Run Time:Two hours and 27 minutes, including one 15-minute intermission.
Hello, I must be going!
Hurrah for Captain Spaulding, the African explorer, skirt chaser and wise-cracking guest of honor at a posh Long Island house party. High jinks meet high society when he and his cronies mix it up with social climbers and stolen paintings. Written for the Marx Brothers, this slapstick madcap musical busts out with zany songs and lavish dance numbers. Released as a film after the 1929 Wall Street crash and recently adapted, it proves that you can’t keep an anarchic comedy full of pungent one-liners down.

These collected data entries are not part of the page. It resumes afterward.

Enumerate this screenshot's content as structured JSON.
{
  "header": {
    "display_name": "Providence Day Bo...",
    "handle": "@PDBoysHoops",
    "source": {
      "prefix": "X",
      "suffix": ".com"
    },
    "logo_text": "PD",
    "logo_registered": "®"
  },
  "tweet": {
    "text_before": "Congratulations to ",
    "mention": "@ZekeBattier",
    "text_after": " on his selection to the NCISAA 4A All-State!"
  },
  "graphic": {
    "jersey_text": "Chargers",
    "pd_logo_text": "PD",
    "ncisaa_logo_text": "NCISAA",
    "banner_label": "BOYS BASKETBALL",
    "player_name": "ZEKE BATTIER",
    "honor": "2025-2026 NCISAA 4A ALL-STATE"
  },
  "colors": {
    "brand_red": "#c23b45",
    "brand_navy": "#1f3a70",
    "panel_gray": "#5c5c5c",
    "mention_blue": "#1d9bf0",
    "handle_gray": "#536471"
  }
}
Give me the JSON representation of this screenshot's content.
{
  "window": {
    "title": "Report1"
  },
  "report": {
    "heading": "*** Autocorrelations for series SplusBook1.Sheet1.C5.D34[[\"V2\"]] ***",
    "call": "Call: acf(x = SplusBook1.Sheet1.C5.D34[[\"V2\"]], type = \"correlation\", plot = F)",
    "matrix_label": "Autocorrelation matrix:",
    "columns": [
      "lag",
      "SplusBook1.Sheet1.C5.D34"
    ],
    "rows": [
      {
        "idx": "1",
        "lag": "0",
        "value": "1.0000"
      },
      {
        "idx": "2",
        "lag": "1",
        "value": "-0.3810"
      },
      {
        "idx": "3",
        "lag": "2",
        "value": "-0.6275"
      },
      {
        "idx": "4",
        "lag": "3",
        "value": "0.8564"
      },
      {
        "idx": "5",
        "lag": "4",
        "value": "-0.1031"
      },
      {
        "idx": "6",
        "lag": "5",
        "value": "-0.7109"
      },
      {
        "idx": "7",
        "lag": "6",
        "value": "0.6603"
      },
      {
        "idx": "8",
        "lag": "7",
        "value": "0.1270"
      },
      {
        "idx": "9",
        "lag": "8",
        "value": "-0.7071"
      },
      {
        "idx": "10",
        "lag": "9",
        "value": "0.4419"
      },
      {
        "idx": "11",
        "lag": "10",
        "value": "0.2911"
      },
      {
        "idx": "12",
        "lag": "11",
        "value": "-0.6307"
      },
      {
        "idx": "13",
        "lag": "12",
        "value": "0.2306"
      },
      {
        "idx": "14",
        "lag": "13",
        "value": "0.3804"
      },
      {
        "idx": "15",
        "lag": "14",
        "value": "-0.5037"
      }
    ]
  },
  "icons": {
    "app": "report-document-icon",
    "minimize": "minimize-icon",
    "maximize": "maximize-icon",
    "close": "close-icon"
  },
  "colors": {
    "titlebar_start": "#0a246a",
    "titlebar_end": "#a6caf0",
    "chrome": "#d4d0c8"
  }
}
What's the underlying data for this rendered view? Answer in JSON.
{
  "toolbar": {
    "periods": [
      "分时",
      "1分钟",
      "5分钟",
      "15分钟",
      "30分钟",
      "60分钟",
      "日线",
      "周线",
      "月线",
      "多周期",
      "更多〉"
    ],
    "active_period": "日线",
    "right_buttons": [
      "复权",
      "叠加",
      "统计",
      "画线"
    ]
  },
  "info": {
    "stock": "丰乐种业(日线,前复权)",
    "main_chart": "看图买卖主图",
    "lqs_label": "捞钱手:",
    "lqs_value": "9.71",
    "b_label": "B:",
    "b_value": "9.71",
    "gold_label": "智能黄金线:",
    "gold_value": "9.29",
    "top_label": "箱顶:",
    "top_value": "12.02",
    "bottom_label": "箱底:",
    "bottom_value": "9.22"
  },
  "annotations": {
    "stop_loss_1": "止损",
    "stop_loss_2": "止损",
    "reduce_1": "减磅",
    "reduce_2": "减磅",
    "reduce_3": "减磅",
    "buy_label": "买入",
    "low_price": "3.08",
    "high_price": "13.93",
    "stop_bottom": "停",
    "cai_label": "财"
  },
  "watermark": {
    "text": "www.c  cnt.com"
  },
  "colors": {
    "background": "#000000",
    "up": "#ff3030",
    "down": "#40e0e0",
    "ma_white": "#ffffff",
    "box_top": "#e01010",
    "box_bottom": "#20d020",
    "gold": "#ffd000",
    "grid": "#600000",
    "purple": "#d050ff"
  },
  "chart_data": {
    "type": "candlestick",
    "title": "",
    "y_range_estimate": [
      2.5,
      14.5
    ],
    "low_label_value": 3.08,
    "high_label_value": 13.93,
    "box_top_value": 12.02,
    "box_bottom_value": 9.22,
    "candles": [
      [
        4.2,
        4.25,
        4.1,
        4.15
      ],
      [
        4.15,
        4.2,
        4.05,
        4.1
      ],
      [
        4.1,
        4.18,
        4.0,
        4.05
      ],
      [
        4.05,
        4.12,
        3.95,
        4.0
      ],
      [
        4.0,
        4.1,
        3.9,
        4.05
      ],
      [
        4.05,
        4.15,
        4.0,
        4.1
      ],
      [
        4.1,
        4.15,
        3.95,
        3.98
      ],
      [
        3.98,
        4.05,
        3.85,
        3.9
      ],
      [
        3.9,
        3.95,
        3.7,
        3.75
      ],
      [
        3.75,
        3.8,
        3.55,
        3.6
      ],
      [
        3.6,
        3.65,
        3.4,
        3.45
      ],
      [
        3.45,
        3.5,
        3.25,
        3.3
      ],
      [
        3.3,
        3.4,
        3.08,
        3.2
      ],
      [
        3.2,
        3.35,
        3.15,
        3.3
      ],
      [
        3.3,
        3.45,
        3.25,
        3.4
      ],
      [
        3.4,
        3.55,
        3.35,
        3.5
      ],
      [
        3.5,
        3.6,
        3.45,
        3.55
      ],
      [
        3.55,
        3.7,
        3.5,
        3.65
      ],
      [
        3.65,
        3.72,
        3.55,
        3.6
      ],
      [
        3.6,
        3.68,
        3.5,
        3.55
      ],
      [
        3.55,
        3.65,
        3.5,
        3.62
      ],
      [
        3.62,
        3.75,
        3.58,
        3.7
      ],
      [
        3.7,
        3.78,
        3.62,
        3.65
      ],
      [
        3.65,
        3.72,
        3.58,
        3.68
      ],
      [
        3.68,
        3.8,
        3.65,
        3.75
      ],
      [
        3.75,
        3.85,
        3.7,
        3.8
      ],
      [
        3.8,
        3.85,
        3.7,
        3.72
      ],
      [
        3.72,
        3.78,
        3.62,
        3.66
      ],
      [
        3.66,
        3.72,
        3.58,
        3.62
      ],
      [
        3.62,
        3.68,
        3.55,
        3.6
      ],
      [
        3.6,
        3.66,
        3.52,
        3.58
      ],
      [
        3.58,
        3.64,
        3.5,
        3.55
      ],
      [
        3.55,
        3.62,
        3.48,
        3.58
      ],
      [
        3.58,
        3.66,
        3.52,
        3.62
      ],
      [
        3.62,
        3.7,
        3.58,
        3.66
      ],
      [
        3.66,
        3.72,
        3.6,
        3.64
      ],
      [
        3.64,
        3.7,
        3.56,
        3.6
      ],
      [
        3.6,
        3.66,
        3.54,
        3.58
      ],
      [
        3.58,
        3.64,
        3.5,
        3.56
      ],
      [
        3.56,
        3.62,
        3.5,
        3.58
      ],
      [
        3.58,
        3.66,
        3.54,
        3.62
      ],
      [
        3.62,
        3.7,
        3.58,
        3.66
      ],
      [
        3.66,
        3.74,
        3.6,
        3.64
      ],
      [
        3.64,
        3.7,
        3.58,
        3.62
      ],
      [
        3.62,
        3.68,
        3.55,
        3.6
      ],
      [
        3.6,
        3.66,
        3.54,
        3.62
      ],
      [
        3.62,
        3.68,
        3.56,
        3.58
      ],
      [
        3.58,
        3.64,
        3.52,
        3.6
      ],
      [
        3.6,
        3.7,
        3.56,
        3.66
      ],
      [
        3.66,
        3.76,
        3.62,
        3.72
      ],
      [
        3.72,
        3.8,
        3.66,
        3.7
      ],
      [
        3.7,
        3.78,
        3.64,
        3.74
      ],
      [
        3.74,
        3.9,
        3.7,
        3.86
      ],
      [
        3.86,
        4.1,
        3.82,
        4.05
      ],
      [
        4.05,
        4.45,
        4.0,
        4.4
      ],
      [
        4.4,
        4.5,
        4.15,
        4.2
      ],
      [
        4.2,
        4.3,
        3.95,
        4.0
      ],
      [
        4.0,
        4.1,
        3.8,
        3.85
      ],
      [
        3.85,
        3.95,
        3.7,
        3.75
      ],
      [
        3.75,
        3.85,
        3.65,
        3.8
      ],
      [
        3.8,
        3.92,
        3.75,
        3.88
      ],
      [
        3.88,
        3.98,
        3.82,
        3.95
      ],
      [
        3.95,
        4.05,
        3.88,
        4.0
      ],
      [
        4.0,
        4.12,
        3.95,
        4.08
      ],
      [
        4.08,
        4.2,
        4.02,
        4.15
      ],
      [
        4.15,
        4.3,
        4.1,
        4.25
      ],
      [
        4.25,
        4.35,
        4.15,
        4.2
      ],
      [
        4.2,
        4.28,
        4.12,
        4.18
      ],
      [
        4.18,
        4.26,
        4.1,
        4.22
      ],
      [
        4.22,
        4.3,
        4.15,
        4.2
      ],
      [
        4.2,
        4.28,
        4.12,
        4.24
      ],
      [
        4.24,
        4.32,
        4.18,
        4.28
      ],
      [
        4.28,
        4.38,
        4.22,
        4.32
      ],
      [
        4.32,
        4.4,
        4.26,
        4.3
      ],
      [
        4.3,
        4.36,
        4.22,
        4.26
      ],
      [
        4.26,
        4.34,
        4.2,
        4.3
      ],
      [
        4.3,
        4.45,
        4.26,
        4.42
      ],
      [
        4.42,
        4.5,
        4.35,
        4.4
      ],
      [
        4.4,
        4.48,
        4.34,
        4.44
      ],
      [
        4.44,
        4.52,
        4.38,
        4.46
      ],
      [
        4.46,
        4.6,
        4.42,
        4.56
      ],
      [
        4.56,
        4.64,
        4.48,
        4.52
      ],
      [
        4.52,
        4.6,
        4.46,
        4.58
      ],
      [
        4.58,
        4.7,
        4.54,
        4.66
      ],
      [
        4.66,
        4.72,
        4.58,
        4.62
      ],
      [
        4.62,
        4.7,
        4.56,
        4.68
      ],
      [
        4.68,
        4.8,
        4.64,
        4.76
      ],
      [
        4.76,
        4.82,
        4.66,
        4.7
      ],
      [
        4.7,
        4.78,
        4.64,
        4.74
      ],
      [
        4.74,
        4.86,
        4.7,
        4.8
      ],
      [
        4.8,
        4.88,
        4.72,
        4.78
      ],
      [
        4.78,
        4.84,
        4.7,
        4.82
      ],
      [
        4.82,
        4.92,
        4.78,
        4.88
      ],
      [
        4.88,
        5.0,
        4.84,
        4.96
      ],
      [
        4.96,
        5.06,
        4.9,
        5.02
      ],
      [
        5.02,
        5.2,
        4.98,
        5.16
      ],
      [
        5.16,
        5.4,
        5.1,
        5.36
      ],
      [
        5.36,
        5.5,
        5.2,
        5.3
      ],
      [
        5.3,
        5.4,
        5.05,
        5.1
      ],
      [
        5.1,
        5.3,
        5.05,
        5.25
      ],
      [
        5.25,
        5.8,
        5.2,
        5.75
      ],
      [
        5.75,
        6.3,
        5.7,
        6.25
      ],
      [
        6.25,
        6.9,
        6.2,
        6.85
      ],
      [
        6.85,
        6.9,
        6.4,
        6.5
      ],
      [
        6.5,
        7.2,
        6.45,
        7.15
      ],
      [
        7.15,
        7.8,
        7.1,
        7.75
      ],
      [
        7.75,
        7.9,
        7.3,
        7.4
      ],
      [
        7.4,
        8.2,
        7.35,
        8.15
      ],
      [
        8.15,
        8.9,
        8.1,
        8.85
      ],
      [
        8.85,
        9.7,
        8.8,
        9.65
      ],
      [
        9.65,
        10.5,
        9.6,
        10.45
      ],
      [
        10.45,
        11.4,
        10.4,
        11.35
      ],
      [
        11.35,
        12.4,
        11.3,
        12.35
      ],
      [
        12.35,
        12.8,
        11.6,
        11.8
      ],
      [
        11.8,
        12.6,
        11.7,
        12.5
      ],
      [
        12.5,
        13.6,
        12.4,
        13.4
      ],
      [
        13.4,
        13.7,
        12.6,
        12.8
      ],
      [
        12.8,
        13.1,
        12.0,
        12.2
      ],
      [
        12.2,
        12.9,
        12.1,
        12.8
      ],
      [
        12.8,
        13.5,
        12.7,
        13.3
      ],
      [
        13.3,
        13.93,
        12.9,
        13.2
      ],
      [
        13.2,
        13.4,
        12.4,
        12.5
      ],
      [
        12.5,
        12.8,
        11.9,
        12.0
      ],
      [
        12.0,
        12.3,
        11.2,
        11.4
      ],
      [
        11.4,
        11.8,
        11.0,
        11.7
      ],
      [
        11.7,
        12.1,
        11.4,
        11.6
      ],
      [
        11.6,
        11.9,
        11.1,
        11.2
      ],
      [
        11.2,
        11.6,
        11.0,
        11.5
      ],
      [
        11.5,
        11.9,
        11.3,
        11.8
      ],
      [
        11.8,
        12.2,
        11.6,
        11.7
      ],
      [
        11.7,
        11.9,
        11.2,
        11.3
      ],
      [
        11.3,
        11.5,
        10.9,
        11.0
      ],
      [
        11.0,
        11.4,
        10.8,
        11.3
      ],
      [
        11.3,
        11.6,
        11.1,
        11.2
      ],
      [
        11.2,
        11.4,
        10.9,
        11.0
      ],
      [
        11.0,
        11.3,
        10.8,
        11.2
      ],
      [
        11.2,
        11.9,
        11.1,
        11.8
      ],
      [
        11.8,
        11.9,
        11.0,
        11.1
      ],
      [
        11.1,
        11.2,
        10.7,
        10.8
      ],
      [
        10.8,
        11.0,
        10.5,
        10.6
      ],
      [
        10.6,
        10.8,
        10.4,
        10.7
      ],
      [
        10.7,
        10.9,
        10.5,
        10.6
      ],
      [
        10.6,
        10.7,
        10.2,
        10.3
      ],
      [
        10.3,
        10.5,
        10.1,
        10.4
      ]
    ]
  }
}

Audience notes: Strobe lights, e-cigarettes and e-cigars are used in this production. There is the sound of gun shots.
Society matron Mrs. Rittenhouse has opened her Long Island estate to honor Captain Spaulding, the African ex-plorer, and to exhibit the famous Beaugard painting, “After the Hunt.” Not to be outdone, Mrs. Rittenhouse’s social rivals, Mrs. Whitehead and her sister Grace, set out to humiliate her. They convince Hives, the butler, to steal the painting and replace it with Grace’s obviously inferior imitation.
At the same time, reporter Mary Stewart urges down-on-his-luck painter John Parker to exhibit his copy of the Beaugard in order to prove his artistic talent. Mary enlists Emanuel Ravelli and the Professor, two dubious musi-cians, to steal the painting and replace it with John’s obviously excellent copy.
Complications ensue as gossip columnist Wally Winston discovers that financier Roscoe W. Chandler is actually Abie Kabibble, a fish peddler from “Czecho-Slovakia.” A scoop this big will surely get him a raise so he can marry Mrs. Rittenhouse’s daughter, Arabella.
Or will it?
The estate gets turned upside down when all three paintings go missing. Schemes get made and foiled, and no one’s quite sure who stole what from whom when. Absurdities abound as everyone inhales sleeping gas, Spaulding dreams of Madame DuBarry and “four of the three musketeers” sing “My Old Kentucky Home”—in French.